The Sadrists have consolidated their influence throughout the Iraqi government by taking control of key positions within the civil service. According to research by the London-based Chatham House think tank, Sadrist loyalists now hold the largest share of these positions, known as “special grades,” which has in turn allowed them to divert vast amount of public resources for the movement’s own purposes.
To ensure the money keeps flowing, the Sadrists have won control of the body that fills civil service positions, at times endorsing technocratic ministers without party affiliation who in practice have less authority than the civil servants below them.
“On day one, I realized that there were just stacks of contracts that they were waiting for me to sign,” said one such former minister, speaking on the condition of anonymity out of concern for his security. “They just wanted the rubber stamp.”
Over the years, Sadr’s group has been accused by government officials and human rights monitors of widespread abuses. During the civil war, the Mahdi Army ran death squads. Zamili, the political candidate, was imprisoned for allegedly using his position as health minister to divert resources for sectarian kidnapping and murder. More recently, Saraya al-Salam, have been accused of extortion and assassinating political opponents.
The Sadrists are the dominant force in the Health Ministry, and this summer, Sadr briefly withdrew from the election campaign amid a public uproar after a pair of hospital fires in Baghdad and the southern city of Nasiriyah incinerated two wards of coronavirus patients. Corrupt government contracting, blamed on the Sadrists, has routinely left major hospitals without fire safety measures, according to researchers.
Kadhimi has hailed the decision to call early parliamentary elections as a response to street protests urging the overthrow of the political system. Security forces quashed those demonstrations with deadly force, killing more than 600 people in a matter of months.
Trust between Iraq’s people and its politicians has cratered over recent years, and turnout at the polls is likely to be among the lowest in the country’s history, according to voter surveys.
Even the Sadrists seem concerned. On Sunday, a somber-faced Sadr made a rare public appearance alongside one of the movement’s candidates. Hours later, he tweeted that every voter should bring 10 more with them to the polls.

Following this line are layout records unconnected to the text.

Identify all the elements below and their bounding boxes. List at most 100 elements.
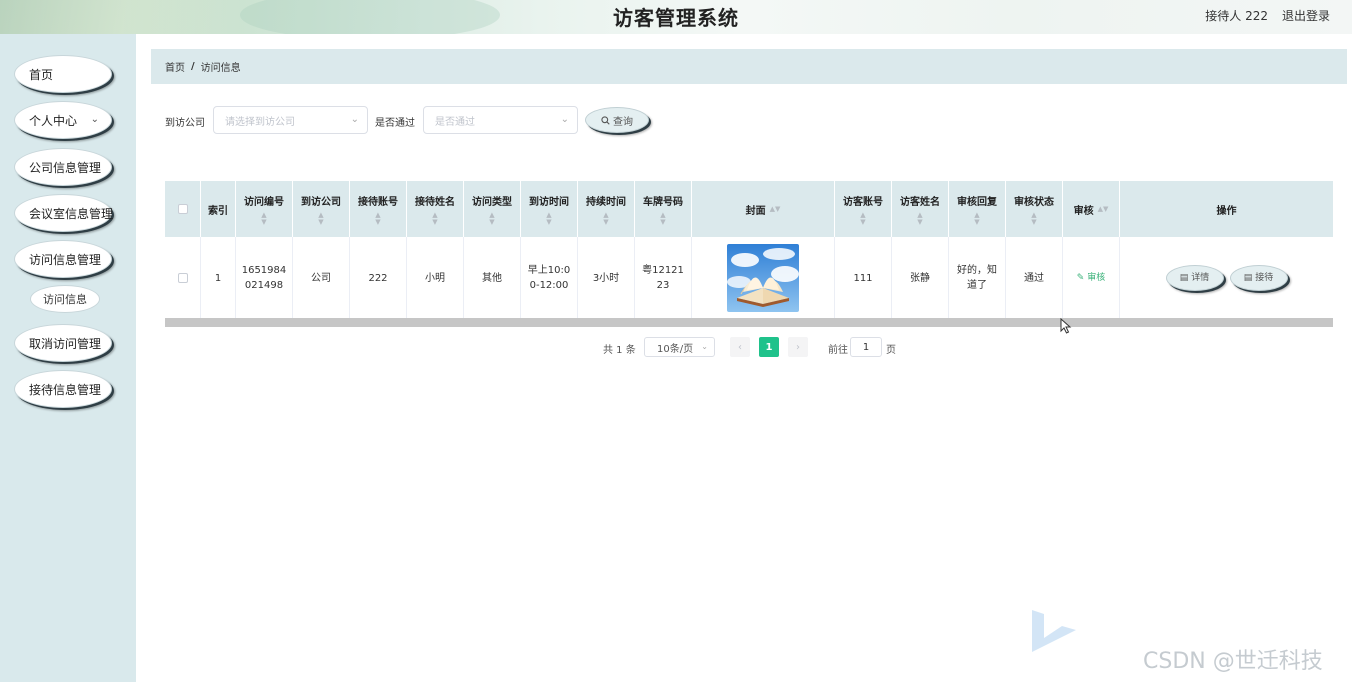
- column-header[interactable]: 访问类型 ▲ ▼: [464, 181, 521, 237]
- reception-button-label: 接待: [1255, 272, 1274, 283]
- column-header-label: 审核: [1073, 205, 1094, 217]
- column-header-label: 持续时间: [586, 196, 626, 208]
- table-row: 1 1651984021498 公司 222 小明 其他 早上10:00-12:…: [165, 237, 1333, 319]
- chevron-down-icon: ⌄: [350, 114, 359, 125]
- sidebar-item-reception-info[interactable]: 接待信息管理: [14, 370, 112, 408]
- column-header[interactable]: 访客姓名 ▲ ▼: [892, 181, 949, 237]
- sidebar-item-company-info[interactable]: 公司信息管理: [14, 148, 112, 186]
- column-header-label: 到访公司: [301, 196, 341, 208]
- column-header[interactable]: 到访时间 ▲ ▼: [521, 181, 578, 237]
- audit-reply-cell: 好的，知道了: [949, 237, 1006, 319]
- reception-button[interactable]: ▤ 接待: [1229, 265, 1288, 291]
- chevron-down-icon: ⌄: [90, 114, 99, 125]
- sort-icon[interactable]: ▲▼: [489, 211, 494, 226]
- next-page-button[interactable]: ›: [788, 337, 808, 357]
- sidebar-subitem-visit-info[interactable]: 访问信息: [30, 285, 100, 313]
- select-all-column: [165, 181, 201, 237]
- sort-icon[interactable]: ▲▼: [375, 211, 380, 226]
- column-header-label: 索引: [208, 205, 228, 217]
- passed-select-placeholder: 是否通过: [435, 116, 475, 128]
- edit-icon: ✎: [1076, 272, 1085, 283]
- page-number-button[interactable]: 1: [759, 337, 779, 357]
- pagination-total: 共 1 条: [603, 345, 636, 356]
- breadcrumb-home[interactable]: 首页: [165, 59, 185, 74]
- row-checkbox[interactable]: [177, 273, 188, 283]
- watermark-text: CSDN @世迁科技: [1143, 649, 1323, 674]
- column-header-label: 访问类型: [472, 196, 512, 208]
- audit-link[interactable]: ✎ 审核: [1077, 271, 1105, 286]
- page-size-value: 10条/页: [657, 343, 694, 355]
- page-size-select[interactable]: 10条/页 ⌄: [644, 337, 715, 357]
- select-all-checkbox[interactable]: [177, 204, 188, 214]
- visit-table: 索引 访问编号 ▲ ▼ 到访公司 ▲ ▼ 接待账号 ▲ ▼ 接待姓名 ▲ ▼ 访问类型 …: [165, 181, 1333, 327]
- column-header[interactable]: 车牌号码 ▲ ▼: [635, 181, 692, 237]
- goto-page-input[interactable]: 1: [850, 337, 882, 357]
- visit-no-cell: 1651984021498: [236, 237, 293, 319]
- column-header-label: 到访时间: [529, 196, 569, 208]
- sidebar-item-label: 访问信息: [43, 293, 87, 306]
- sidebar-item-cancel-visit[interactable]: 取消访问管理: [14, 324, 112, 362]
- column-header[interactable]: 封面 ▲▼: [692, 181, 835, 237]
- sort-icon[interactable]: ▲▼: [860, 211, 865, 226]
- column-header-label: 接待账号: [358, 196, 398, 208]
- query-button-label: 查询: [613, 116, 633, 128]
- column-header[interactable]: 审核状态 ▲ ▼: [1006, 181, 1063, 237]
- sidebar-item-home[interactable]: 首页: [14, 55, 112, 93]
- sort-icon[interactable]: ▲▼: [974, 211, 979, 226]
- reception-account-cell: 222: [350, 237, 407, 319]
- logout-link[interactable]: 退出登录: [1282, 7, 1330, 24]
- column-header[interactable]: 访问编号 ▲ ▼: [236, 181, 293, 237]
- company-select[interactable]: 请选择到访公司 ⌄: [213, 106, 368, 134]
- horizontal-scrollbar[interactable]: [165, 318, 1333, 327]
- sidebar-item-label: 会议室信息管理: [29, 206, 114, 221]
- index-cell: 1: [201, 237, 236, 319]
- sort-icon[interactable]: ▲▼: [546, 211, 551, 226]
- row-select-cell: [165, 237, 201, 319]
- sort-icon[interactable]: ▲▼: [660, 211, 665, 226]
- sidebar-item-personal-center[interactable]: 个人中心 ⌄: [14, 101, 112, 139]
- chevron-down-icon: ⌄: [701, 342, 708, 351]
- sort-icon[interactable]: ▲▼: [1098, 205, 1109, 213]
- column-header[interactable]: 审核回复 ▲ ▼: [949, 181, 1006, 237]
- column-header[interactable]: 访客账号 ▲ ▼: [835, 181, 892, 237]
- sort-icon[interactable]: ▲▼: [1031, 211, 1036, 226]
- sidebar-item-visit-management[interactable]: 访问信息管理: [14, 240, 112, 278]
- column-header[interactable]: 到访公司 ▲ ▼: [293, 181, 350, 237]
- sidebar-item-meeting-room[interactable]: 会议室信息管理: [14, 194, 114, 232]
- document-icon: ▤: [1243, 272, 1253, 283]
- sort-icon[interactable]: ▲▼: [318, 211, 323, 226]
- csdn-logo-icon: [1032, 610, 1076, 652]
- visitor-account-cell: 111: [835, 237, 892, 319]
- sidebar-item-label: 接待信息管理: [29, 382, 102, 397]
- column-header[interactable]: 接待账号 ▲ ▼: [350, 181, 407, 237]
- column-header-label: 封面: [745, 205, 766, 217]
- detail-button-label: 详情: [1191, 272, 1210, 283]
- query-button[interactable]: 查询: [585, 107, 649, 133]
- column-header-label: 操作: [1216, 205, 1237, 217]
- sort-icon[interactable]: ▲▼: [432, 211, 437, 226]
- prev-page-button[interactable]: ‹: [730, 337, 750, 357]
- column-header: 索引: [201, 181, 236, 237]
- chevron-left-icon: ‹: [738, 341, 742, 353]
- column-header[interactable]: 审核 ▲▼: [1063, 181, 1120, 237]
- company-select-placeholder: 请选择到访公司: [225, 116, 295, 128]
- company-cell: 公司: [293, 237, 350, 319]
- sort-icon[interactable]: ▲▼: [261, 211, 266, 226]
- reception-name-cell: 小明: [407, 237, 464, 319]
- audit-status-cell: 通过: [1006, 237, 1063, 319]
- cover-image[interactable]: [727, 244, 799, 312]
- goto-label: 前往: [828, 345, 848, 356]
- chevron-down-icon: ⌄: [560, 114, 569, 125]
- sort-icon[interactable]: ▲▼: [603, 211, 608, 226]
- sort-icon[interactable]: ▲▼: [917, 211, 922, 226]
- top-header: 访客管理系统 接待人 222 退出登录: [0, 0, 1352, 34]
- column-header-label: 访客账号: [843, 196, 883, 208]
- passed-select[interactable]: 是否通过 ⌄: [423, 106, 578, 134]
- current-user-label: 接待人 222: [1205, 9, 1268, 23]
- column-header[interactable]: 持续时间 ▲ ▼: [578, 181, 635, 237]
- sort-icon[interactable]: ▲▼: [770, 205, 781, 213]
- column-header[interactable]: 接待姓名 ▲ ▼: [407, 181, 464, 237]
- detail-button[interactable]: ▤ 详情: [1165, 265, 1224, 291]
- column-header-label: 审核状态: [1014, 196, 1054, 208]
- audit-cell: ✎ 审核: [1063, 237, 1120, 319]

“Sadrist electoral tactics have been particularly aggressive this election campaign, indicating a slight desperation within the movement over disillusionment, particularly among the younger generation of Sadrists,” said Ben Robin-D’Cruz, a postdoctoral fellow at Aarhus University in Denmark who studies the group.
At Zamili’s rally in Baghdad’s sprawling district of Sadr City last week, supporters said that he and the Sadrist movement he’s part of would provide them a greater sense of dignity and belonging than other political groups.
“No one else can save Iraq,” Hayder al-Helfi, 47, commented as he picked through the crowd that had gathered on the turf pitch.
Amal Latif, a 40-year-old widow and mother of four, said that Zamili was known in the neighborhood for opening his house to supporters so they could ask for help with their problems. “We’re so poor, we need help from someone,” she said, clutching the Sadrists’ emerald flag to her chest. A campaign staffer stood close by her as she spoke. He later said that she had been paid to attend the rally.
As the event wound down and supporters flooded to the exits, the floodlights glared brighter than anything else on the streets around them. The streetlights were out. Cars edged past potholes. In the darkness, volunteers dressed in party tabards were laying the stones for a new sidewalk while a former voter watched on.
“They always do this around election time,” sighed Ahmed Ali, a government worker. “Let’s see what they do for this place after the elections.”